Agir pour le développement durable

Agora

Dossier | Dernier ajout: 19 août 2017.

Un développement peut être qualifié de durable s’il répond aux besoins du présent sans compromettre la capacité des générations futures à répondre aux leurs : telle est la définition qu’en donnait en 1987 le Premier Ministre norvégien.

Les dérèglements climatiques, la raréfaction des ressources naturelles, l’appauvrissement de la faune et de la flore, une répartition trop inégale des richesses ... voilà autant d’indicateurs qui nous alertent sur le côté non durable de notre développement actuel.

Mais devant de tels phénomènes, que faire ? On est bien vite découragé par l’ampleur de la tâche.

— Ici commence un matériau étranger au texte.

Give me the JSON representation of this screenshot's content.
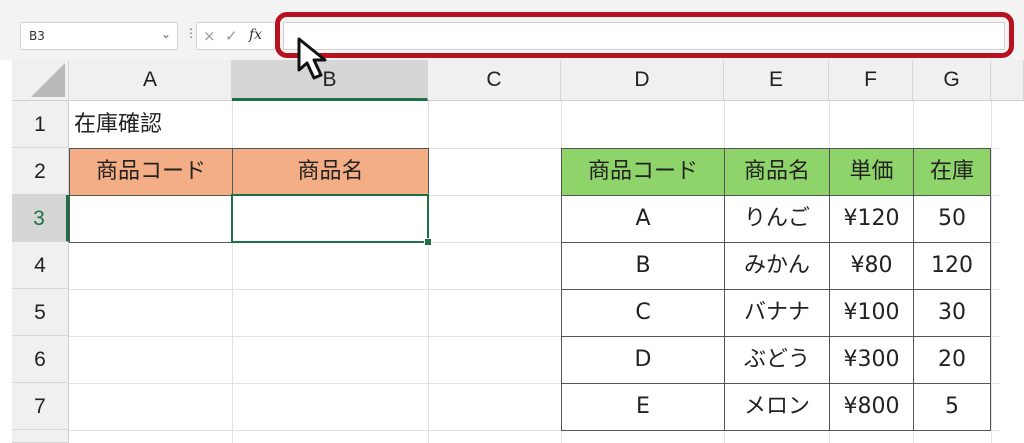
{
  "formula_bar": {
    "name_box": "B3",
    "fx": "fx",
    "cancel_icon": "×",
    "enter_icon": "✓",
    "formula": ""
  },
  "columns": [
    "A",
    "B",
    "C",
    "D",
    "E",
    "F",
    "G"
  ],
  "rows": [
    "1",
    "2",
    "3",
    "4",
    "5",
    "6",
    "7"
  ],
  "selected_cell": "B3",
  "sheet": {
    "title": "在庫確認",
    "lookup_headers": [
      "商品コード",
      "商品名"
    ],
    "table_headers": [
      "商品コード",
      "商品名",
      "単価",
      "在庫"
    ],
    "table_rows": [
      [
        "A",
        "りんご",
        "¥120",
        "50"
      ],
      [
        "B",
        "みかん",
        "¥80",
        "120"
      ],
      [
        "C",
        "バナナ",
        "¥100",
        "30"
      ],
      [
        "D",
        "ぶどう",
        "¥300",
        "20"
      ],
      [
        "E",
        "メロン",
        "¥800",
        "5"
      ]
    ]
  },
  "colors": {
    "orange_header": "#f4ae86",
    "green_header": "#8fd46b",
    "selection": "#1e7145",
    "highlight": "#b8111f"
  }
}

N’est-ce pas le rôle d’un état ou d’un ensemble d’états plus que d’individus ?

Entreprendre une démarche de développement durable, c’est d’abord en comprendre les enjeux, tels que le réchauffement climatique, l’économie des ressources naturelles et l’accès équitable à celles-ci.

C’est ensuite une attitude. Cela passe par de toutes petites actions au quotidien (éteindre la lumière), par un choix raisonné dans nos investissement courants (préférer les appareils peu consommateur d’énergie), et aussi par des décisions qui engagent pour longtemps (choisir une voiture, isoler sa maison, ..)

Quand cette attitude individuelle s’organise au sein d’une collectivité, elle devient porteuse de projets (construire un quartier économe en énergie). C’est l’ambition des agenda 21 locaux : après une phase de diagnostic, l’agenda les participants élaborent un projet à leur échelle.

L’APCVEB a participé à l’Agenda 21 de Balma tant que celui-ci a existé.